I am embarrassed to talk about it because nothing
actually happened like things are happening now, but then, the selfish mind is not always responsive to reality. At times, I could do nothing but lie on my couch, being genuinely afraid of all sorts of things. I know that sounds over-the-top, but that's what I was: afraid.
I am sorry to dump something this bleak on the blog, but I think there might be something of value here. This breakdown namely occurred just days after my conversion. Granted, it wasn’t a chariots-coming-down-from-a-heaven-set-on-fire kind of conversion, but over the days leading up to Christmas, I came to resign to the truth of the most shocking proposition ever made; a proposition I had previously done much to ridicule: the proposition that Jesus is Christ, that He was dead and buried, and then walked out of the grave. It was very much a resignation – I could no longer find excuses to object to faith so full of beauty, goodness, and truth. And Lord knows I was scrambling for excuses.
I was then, naively, dismayed to find that this newfound presence of grace in my life didn’t completely fend off the anxiety that awaited me about a week later. Why wasn’t Jesus working His magic on me? ME! Had I converted for nothing?! Looking back, I am embarrassed by my reaction, knowing that He did, in fact, work His magic on me. This magic, called grace, came in the form of gratitude. Even on the most painful of those wintery nights, I still knelt by my bedside to pray. Out of all the things I could have said, and had said (even when I didn’t believe in God, I was never slow to blame Him for my problems), I thanked Him for all the blessings in my life. Craziest of all – I think I actually meant it. For at least a moment during this dark night of the soul, He rid me of fear, through gratitude.

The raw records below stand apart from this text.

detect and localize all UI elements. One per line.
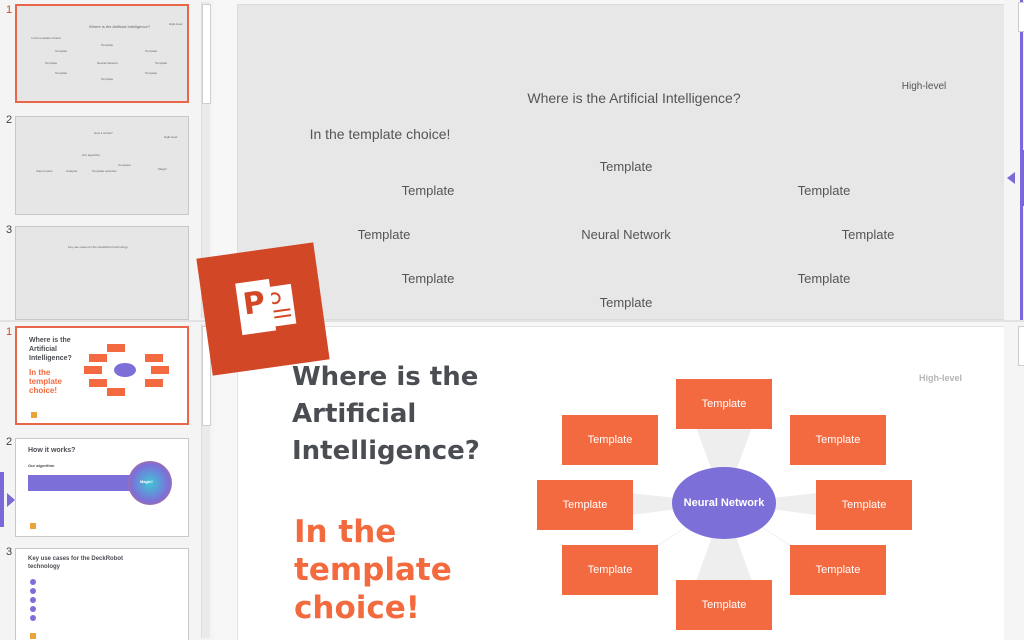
thumb-badge: Magic! [140,479,153,484]
thumb-text: Template [45,61,58,65]
deckrobot-side-rail [1004,0,1024,320]
thumbnail-scrollbar[interactable] [201,324,211,638]
slide-title[interactable]: Where is the Artificial Intelligence? [527,90,740,106]
template-box[interactable]: Template [790,415,886,465]
slide-editor: Where is the Artificial Intelligence? In… [214,322,1005,640]
neural-network-text[interactable]: Neural Network [581,227,671,242]
slide-tag[interactable]: High-level [902,81,946,92]
thumbnail-preview[interactable]: Key use cases for the DeckRobot technolo… [15,226,189,320]
slide-number: 2 [6,436,13,448]
slide-editor: Where is the Artificial Intelligence? Hi… [214,0,1005,320]
powerpoint-letter: P [240,284,268,323]
thumbnail-preview[interactable]: Where is the Artificial Intelligence? Hi… [15,4,189,103]
powerpoint-logo-icon: P [196,242,330,376]
thumb-subtitle: In the template choice! [29,368,62,395]
thumb-subtitle: Our algorithm [28,463,55,468]
thumb-title: Where is the Artificial Intelligence? [29,337,72,362]
template-box[interactable]: Template [537,480,633,530]
thumb-text: Our algorithm [82,153,101,157]
thumb-text: Analysis [66,169,78,173]
neural-network-diagram: Template Template Template Template Temp… [534,375,914,635]
template-box[interactable]: Template [790,545,886,595]
thumb-text: Key use cases for the DeckRobot technolo… [68,245,128,249]
slide-number: 3 [6,546,13,558]
rail-handle[interactable] [1020,150,1024,206]
thumbnail-preview[interactable]: How it works? High-level Our algorithm C… [15,116,189,215]
after-powerpoint-window: 1 Where is the Artificial Intelligence? … [0,320,1024,640]
slide-subtitle[interactable]: In the template choice! [310,126,451,142]
slide-thumbnail-panel: 1 Where is the Artificial Intelligence? … [0,322,200,640]
editor-scrollbar-thumb[interactable] [1018,2,1024,32]
template-box[interactable]: Template [562,545,658,595]
slide-number: 1 [6,4,13,16]
template-text[interactable]: Template [842,227,895,242]
current-slide-unformatted[interactable]: Where is the Artificial Intelligence? Hi… [237,4,1005,320]
panel-marker [0,472,4,527]
thumb-text: Template [101,43,114,47]
template-text[interactable]: Template [798,271,851,286]
thumbnail-preview[interactable]: Where is the Artificial Intelligence? In… [15,326,189,425]
thumb-title: How it works? [28,447,76,454]
thumb-text: Client inputs [36,169,53,173]
editor-scrollbar-thumb[interactable] [1018,326,1024,366]
thumb-text: Template [155,61,168,65]
expand-arrow-icon[interactable] [7,493,15,507]
thumb-title: Key use cases for the DeckRobot technolo… [28,556,124,570]
template-text[interactable]: Template [402,183,455,198]
template-box[interactable]: Template [816,480,912,530]
template-text[interactable]: Template [358,227,411,242]
thumb-text: High-level [169,22,183,26]
template-text[interactable]: Template [600,295,653,310]
thumb-text: In the template choice! [31,36,62,40]
thumb-text: High-level [164,135,178,139]
thumb-text: Complete [118,163,131,167]
thumb-text: Template [55,49,68,53]
thumb-text: Where is the Artificial Intelligence? [89,24,150,29]
scrollbar-thumb[interactable] [202,4,211,104]
template-box[interactable]: Template [562,415,658,465]
before-powerpoint-window: 1 Where is the Artificial Intelligence? … [0,0,1024,320]
thumb-text: How it works? [94,131,113,135]
thumb-text: Neural Network [97,61,118,65]
thumb-text: Template [145,71,158,75]
template-box[interactable]: Template [676,379,772,429]
template-text[interactable]: Template [600,159,653,174]
slide-number: 1 [6,326,13,338]
comparison-screenshot: 1 Where is the Artificial Intelligence? … [0,0,1024,640]
slide-subtitle[interactable]: In the template choice! [294,513,534,627]
slide-tag[interactable]: High-level [919,373,962,383]
slide-number: 3 [6,224,13,236]
thumb-text: Template [101,77,114,81]
thumb-text: Magic! [158,167,167,171]
slide-thumbnail-panel: 1 Where is the Artificial Intelligence? … [0,0,200,320]
neural-network-node[interactable]: Neural Network [672,467,776,539]
slide-title[interactable]: Where is the Artificial Intelligence? [292,359,532,470]
side-rail [1004,322,1024,640]
template-text[interactable]: Template [402,271,455,286]
current-slide-designed[interactable]: Where is the Artificial Intelligence? In… [237,326,1005,640]
thumb-text: Template selection [92,169,117,173]
template-box[interactable]: Template [676,580,772,630]
collapse-arrow-icon[interactable] [1007,172,1015,184]
slide-number: 2 [6,114,13,126]
thumb-text: Template [145,49,158,53]
thumbnail-preview[interactable]: Key use cases for the DeckRobot technolo… [15,548,189,640]
thumbnail-preview[interactable]: How it works? Our algorithm Magic! [15,438,189,537]
template-text[interactable]: Template [798,183,851,198]
thumb-text: Template [55,71,68,75]
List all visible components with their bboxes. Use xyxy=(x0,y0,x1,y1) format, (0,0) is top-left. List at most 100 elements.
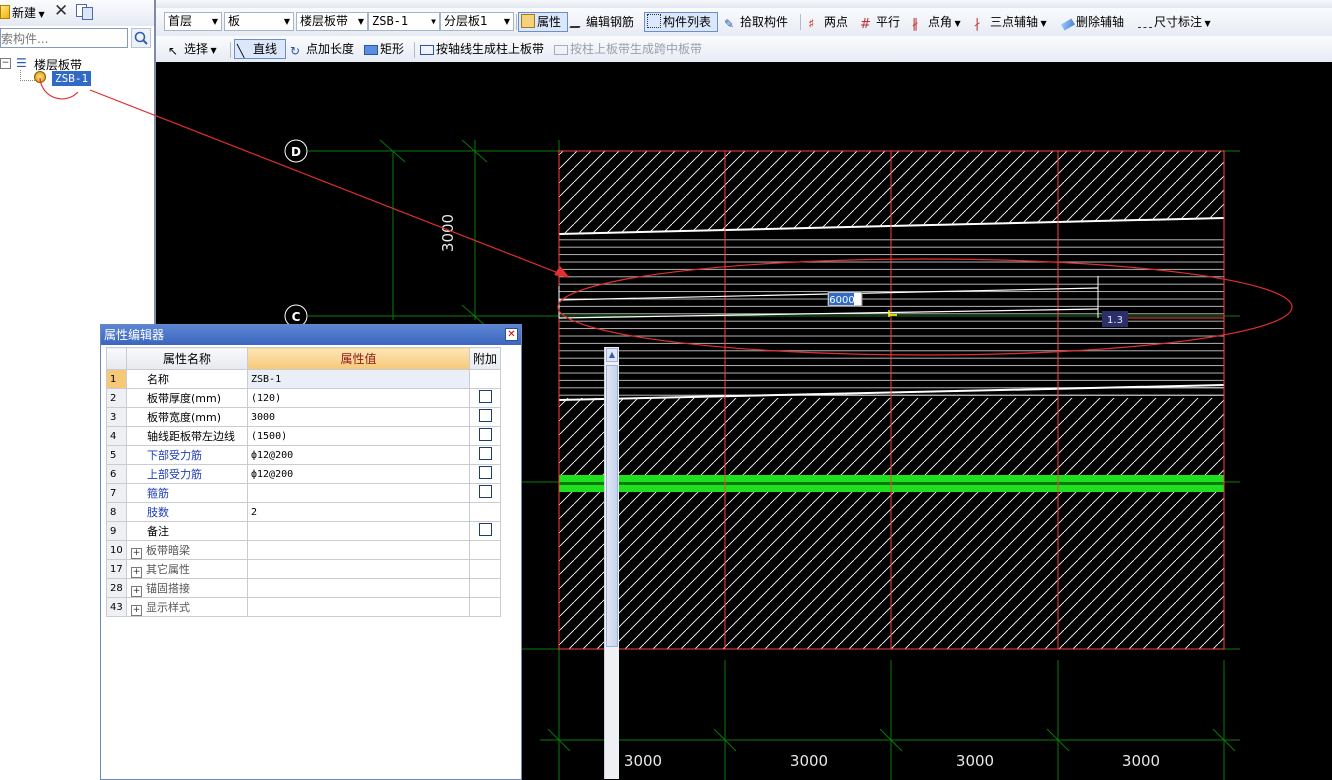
extra-checkbox[interactable] xyxy=(478,466,492,479)
group-label: 锚固搭接 xyxy=(146,581,190,595)
header-name[interactable]: 属性名称 xyxy=(126,347,248,370)
property-name: 肢数 xyxy=(126,502,248,522)
property-value[interactable] xyxy=(247,540,470,560)
property-grid: 属性名称 属性值 附加 1 名称 ZSB-1 2 板带厚度(mm) (120) 3 板带宽度(… xyxy=(106,347,501,761)
property-name: + 板带暗梁 xyxy=(126,540,248,560)
property-name: 轴线距板带左边线 xyxy=(126,426,248,446)
empty-row xyxy=(107,635,501,653)
property-row[interactable]: 7 箍筋 xyxy=(106,483,501,503)
property-value[interactable] xyxy=(247,597,470,617)
row-number: 2 xyxy=(106,388,127,408)
header-value[interactable]: 属性值 xyxy=(247,347,470,370)
property-value[interactable]: (1500) xyxy=(247,426,470,446)
property-extra xyxy=(469,445,501,465)
row-number: 3 xyxy=(106,407,127,427)
property-extra xyxy=(469,426,501,446)
angle-readout: 1.3 xyxy=(1102,311,1128,327)
property-name: 备注 xyxy=(126,521,248,541)
property-value[interactable] xyxy=(247,483,470,503)
extra-checkbox[interactable] xyxy=(478,409,492,422)
property-name: 板带宽度(mm) xyxy=(126,407,248,427)
row-number: 7 xyxy=(106,483,127,503)
bottom-dimension: 3000 xyxy=(956,752,994,770)
property-row[interactable]: 8 肢数 2 xyxy=(106,502,501,522)
empty-row xyxy=(107,707,501,725)
close-icon[interactable]: ✕ xyxy=(505,328,518,341)
row-number: 6 xyxy=(106,464,127,484)
property-value[interactable] xyxy=(247,521,470,541)
property-row[interactable]: 6 上部受力筋 ф12@200 xyxy=(106,464,501,484)
property-row[interactable]: 9 备注 xyxy=(106,521,501,541)
extra-checkbox[interactable] xyxy=(478,447,492,460)
property-value[interactable]: ф12@200 xyxy=(247,464,470,484)
group-label: 板带暗梁 xyxy=(146,543,190,557)
property-editor-title: 属性编辑器 xyxy=(101,325,521,345)
empty-row xyxy=(107,653,501,671)
extra-checkbox[interactable] xyxy=(478,390,492,403)
bottom-dimension: 3000 xyxy=(1122,752,1160,770)
property-extra xyxy=(469,407,501,427)
property-row[interactable]: 28 + 锚固搭接 xyxy=(106,578,501,598)
header-extra[interactable]: 附加 xyxy=(469,347,501,370)
property-row[interactable]: 10 + 板带暗梁 xyxy=(106,540,501,560)
bottom-dimension: 3000 xyxy=(624,752,662,770)
property-value[interactable] xyxy=(247,578,470,598)
property-extra xyxy=(469,597,501,617)
property-name: 板带厚度(mm) xyxy=(126,388,248,408)
property-value[interactable]: 3000 xyxy=(247,407,470,427)
property-editor: 属性编辑器 ✕ 属性名称 属性值 附加 1 名称 ZSB-1 2 板带厚度(mm) (12… xyxy=(100,324,619,780)
property-value[interactable]: (120) xyxy=(247,388,470,408)
property-name: 箍筋 xyxy=(126,483,248,503)
header-row-num xyxy=(106,347,127,370)
scroll-up-icon[interactable]: ▲ xyxy=(606,348,618,362)
scroll-thumb[interactable] xyxy=(606,365,618,647)
expand-icon[interactable]: + xyxy=(131,604,142,616)
property-extra xyxy=(469,502,501,522)
property-value[interactable]: 2 xyxy=(247,502,470,522)
property-value[interactable]: ф12@200 xyxy=(247,445,470,465)
property-value[interactable] xyxy=(247,559,470,579)
property-extra xyxy=(469,483,501,503)
length-input[interactable]: 6000 xyxy=(827,291,863,307)
property-name: + 锚固搭接 xyxy=(126,578,248,598)
row-number: 5 xyxy=(106,445,127,465)
axis-bubble-d: D xyxy=(284,139,308,163)
svg-text:C: C xyxy=(292,310,301,324)
property-extra xyxy=(469,388,501,408)
expand-icon[interactable]: + xyxy=(131,547,142,559)
expand-icon[interactable]: + xyxy=(131,566,142,578)
property-name: + 其它属性 xyxy=(126,559,248,579)
empty-row xyxy=(107,617,501,636)
property-row[interactable]: 5 下部受力筋 ф12@200 xyxy=(106,445,501,465)
grid-header: 属性名称 属性值 附加 xyxy=(106,347,501,370)
bottom-dimension: 3000 xyxy=(790,752,828,770)
row-number: 28 xyxy=(106,578,127,598)
property-extra xyxy=(469,578,501,598)
extra-checkbox[interactable] xyxy=(478,485,492,498)
row-number: 10 xyxy=(106,540,127,560)
row-number: 43 xyxy=(106,597,127,617)
extra-checkbox[interactable] xyxy=(478,428,492,441)
row-number: 1 xyxy=(106,369,127,389)
property-row[interactable]: 4 轴线距板带左边线 (1500) xyxy=(106,426,501,446)
extra-checkbox[interactable] xyxy=(478,523,492,536)
property-row[interactable]: 2 板带厚度(mm) (120) xyxy=(106,388,501,408)
property-row[interactable]: 3 板带宽度(mm) 3000 xyxy=(106,407,501,427)
group-label: 显示样式 xyxy=(146,600,190,614)
expand-icon[interactable]: + xyxy=(131,585,142,597)
property-scrollbar[interactable]: ▲ xyxy=(604,347,619,779)
group-label: 其它属性 xyxy=(146,562,190,576)
property-extra xyxy=(469,559,501,579)
property-extra xyxy=(469,540,501,560)
property-name: 上部受力筋 xyxy=(126,464,248,484)
property-row[interactable]: 1 名称 ZSB-1 xyxy=(106,369,501,389)
property-extra xyxy=(469,521,501,541)
row-number: 4 xyxy=(106,426,127,446)
empty-row xyxy=(107,743,501,761)
property-row[interactable]: 43 + 显示样式 xyxy=(106,597,501,617)
property-row[interactable]: 17 + 其它属性 xyxy=(106,559,501,579)
row-number: 8 xyxy=(106,502,127,522)
svg-text:D: D xyxy=(291,145,301,159)
empty-row xyxy=(107,671,501,689)
property-value[interactable]: ZSB-1 xyxy=(247,369,470,389)
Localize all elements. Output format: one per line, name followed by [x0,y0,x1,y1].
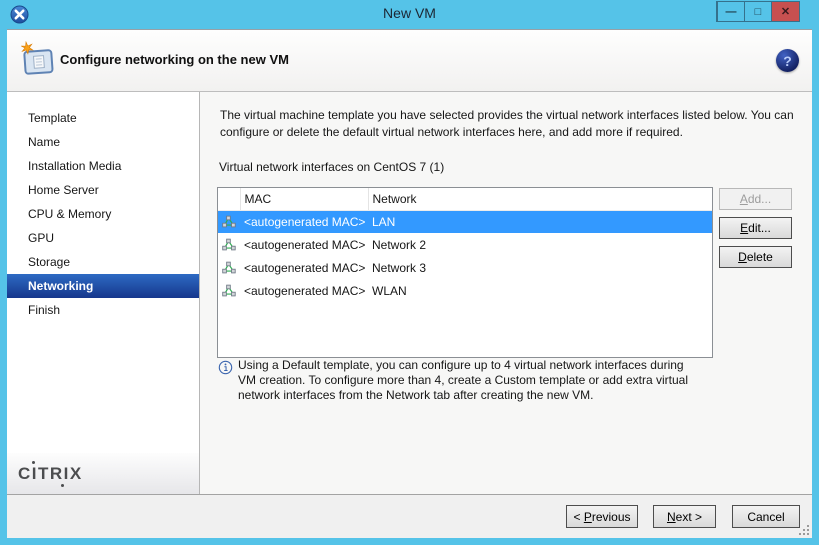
new-vm-icon [21,41,54,75]
network-cell: Network 2 [372,237,427,252]
sidebar-item-finish[interactable]: Finish [7,298,199,322]
table-row[interactable]: <autogenerated MAC> Network 2 [218,233,712,256]
sidebar-item-name[interactable]: Name [7,130,199,154]
sidebar-item-storage[interactable]: Storage [7,250,199,274]
network-icon [222,238,236,251]
mac-cell: <autogenerated MAC> [244,237,366,252]
title-bar[interactable]: New VM — □ ✕ [0,0,819,29]
delete-button[interactable]: Delete [719,246,792,268]
maximize-button[interactable]: □ [744,2,771,21]
vif-table-body: <autogenerated MAC> LAN <autogenerated M… [218,210,712,302]
page-title: Configure networking on the new VM [60,52,289,67]
logo-strip: CITRIX [7,453,199,495]
resize-grip[interactable] [799,525,809,535]
network-cell: LAN [368,210,712,233]
table-row[interactable]: <autogenerated MAC> WLAN [218,279,712,302]
edit-button[interactable]: Edit... [719,217,792,239]
network-cell: Network 3 [372,260,427,275]
network-column-header[interactable]: Network [368,188,712,211]
sidebar-item-home-server[interactable]: Home Server [7,178,199,202]
table-row[interactable]: <autogenerated MAC> LAN [218,210,712,233]
info-text: Using a Default template, you can config… [238,358,688,402]
citrix-logo: CITRIX [18,461,83,487]
cancel-button[interactable]: Cancel [732,505,800,528]
sidebar-item-networking[interactable]: Networking [7,274,199,298]
vif-table-header[interactable]: MAC Network [218,188,712,211]
next-button[interactable]: Next > [653,505,716,528]
footer-bar: < Previous Next > Cancel [7,494,812,538]
wizard-sidebar: Template Name Installation Media Home Serve… [7,92,200,495]
add-button[interactable]: Add... [719,188,792,210]
info-note: Using a Default template, you can config… [218,358,700,403]
sidebar-item-cpu-memory[interactable]: CPU & Memory [7,202,199,226]
mac-cell: <autogenerated MAC> [240,210,368,233]
table-row[interactable]: <autogenerated MAC> Network 3 [218,256,712,279]
network-cell: WLAN [372,283,407,298]
vif-table: MAC Network <autogenerated MAC> LAN <aut… [217,187,713,358]
help-icon[interactable]: ? [776,49,799,72]
info-icon [218,360,233,375]
sidebar-item-gpu[interactable]: GPU [7,226,199,250]
vif-list-label: Virtual network interfaces on CentOS 7 (… [219,160,445,174]
window-controls: — □ ✕ [716,1,800,22]
network-icon [222,215,236,228]
mac-column-header[interactable]: MAC [240,188,369,211]
vif-action-buttons: Add... Edit... Delete [719,188,792,268]
network-icon [222,284,236,297]
wizard-panel: Configure networking on the new VM ? Tem… [7,29,812,538]
mac-cell: <autogenerated MAC> [244,283,366,298]
icon-column-header[interactable] [218,188,241,211]
close-button[interactable]: ✕ [771,2,799,21]
wizard-header: Configure networking on the new VM ? [7,30,812,92]
window-title: New VM [383,5,436,21]
sidebar-item-template[interactable]: Template [7,106,199,130]
page-description: The virtual machine template you have se… [220,108,794,139]
wizard-steps: Template Name Installation Media Home Serve… [7,92,199,322]
previous-button[interactable]: < Previous [566,505,638,528]
sidebar-item-installation-media[interactable]: Installation Media [7,154,199,178]
minimize-button[interactable]: — [717,2,744,21]
network-icon [222,261,236,274]
wizard-main: The virtual machine template you have se… [200,92,812,495]
mac-cell: <autogenerated MAC> [244,260,366,275]
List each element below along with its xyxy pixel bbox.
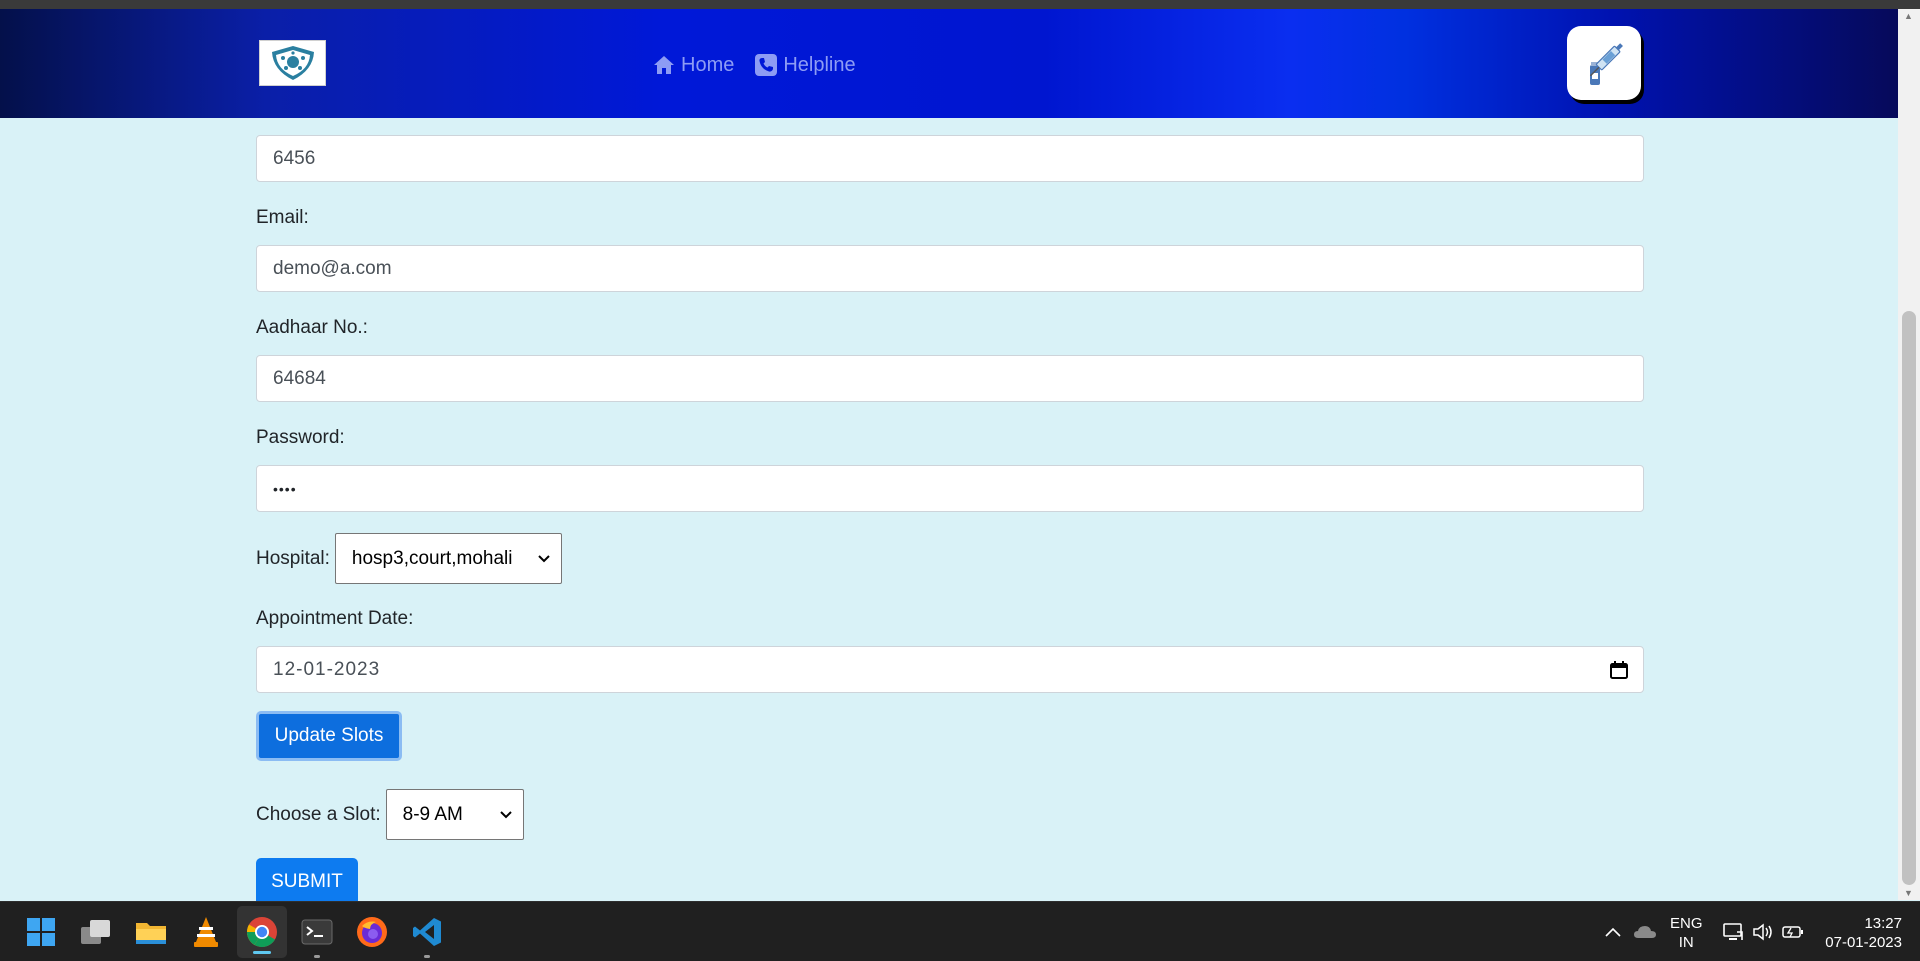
phone-icon	[755, 54, 778, 76]
chrome-icon[interactable]	[245, 915, 279, 949]
clock-date: 07-01-2023	[1825, 934, 1902, 951]
active-indicator	[253, 951, 271, 954]
browser-top-strip	[0, 0, 1920, 9]
password-input[interactable]: ••••	[256, 465, 1644, 512]
network-icon[interactable]	[1722, 902, 1744, 961]
hospital-select[interactable]: hosp3,court,mohali	[334, 533, 562, 584]
home-icon	[654, 56, 674, 74]
clock-time: 13:27	[1864, 915, 1902, 932]
password-label: Password:	[256, 427, 345, 448]
password-input-value: ••••	[273, 480, 297, 497]
nav-helpline-label: Helpline	[783, 53, 856, 76]
vlc-icon[interactable]	[189, 915, 223, 949]
aadhaar-input-value: 64684	[273, 367, 326, 389]
volume-icon[interactable]	[1752, 902, 1774, 961]
slot-label: Choose a Slot:	[256, 803, 381, 825]
syringe-vaccine-icon	[1589, 43, 1623, 85]
hospital-selected-value: hosp3,court,mohali	[351, 547, 513, 569]
language-indicator[interactable]: ENG IN	[1670, 914, 1703, 952]
appointment-date-input[interactable]: 12-01-2023	[256, 646, 1644, 693]
site-header: Home Helpline	[0, 9, 1898, 118]
scroll-up-arrow-icon[interactable]: ▲	[1904, 11, 1913, 21]
nav-home-label: Home	[681, 53, 735, 76]
email-input-value: demo@a.com	[273, 257, 392, 279]
start-icon[interactable]	[24, 915, 58, 949]
tray-chevron-up-icon[interactable]	[1604, 902, 1622, 961]
aadhaar-label: Aadhaar No.:	[256, 317, 368, 338]
running-indicator	[424, 955, 430, 958]
submit-button[interactable]: SUBMIT	[256, 858, 358, 906]
language-line-2: IN	[1678, 934, 1694, 951]
shield-logo-icon	[271, 46, 314, 80]
appointment-form: 6456 Email: demo@a.com Aadhaar No.: 6468…	[256, 135, 1644, 906]
chevron-down-icon	[538, 554, 550, 562]
calendar-icon[interactable]	[1609, 660, 1629, 680]
chevron-down-icon	[499, 810, 512, 818]
task-view-icon[interactable]	[79, 915, 113, 949]
slot-selected-value: 8-9 AM	[402, 803, 463, 825]
vaccine-logo[interactable]	[1567, 26, 1641, 100]
battery-icon[interactable]	[1782, 902, 1804, 961]
phone-input-value: 6456	[273, 147, 316, 169]
email-input[interactable]: demo@a.com	[256, 245, 1644, 292]
windows-taskbar: ENG IN 13:27 07-01-2023	[0, 901, 1920, 961]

Fear, friends, is not a harmless condition. Thomas Merton writes that fear is “inseparable from pride and lust”. Being constantly afraid reveals an over-concern with the self, and obsession I have been severely guilty of, and still am. I am not suggesting that prayer can fix all mental health problems, but over Christmas break, it did help me.
Our God can credibly assure us: be not afraid. He can do so credibly, because whatever we are afraid of, whether mental monsters or concrete catastrophes, He knows them. He knows them and takes them seriously. He is not a Stoic Sage, who is never upset by anything. Our God weeps with the mourners. He is upset with injustices. He loves us so much that He willingly died for us. Because He launched Himself into the barren wasteland of ultimate suffering and came back, we need not be afraid.
It is good to remind oneself of this right now, although I am not silly enough to think that I can say anything original amid the growing Corona-panic. I am writing this primarily by way of gratitude. I arrived in this country a lost skeptic, pretending to be a profound seeker. I will leave this country a believer in the risen Christ. I know that God used you, all of you in Catholic Hoos, as vessels of His grace. I owe you so much.
If, over the coming months, you find yourself in doubt, in agony, at loss or in fear, please remember that God, through you, changed my life. He can, and will, change yours as well. Keep calm, express love, be patient and kind, be prudent and helpful, take things incredibly seriously, but be not ever afraid.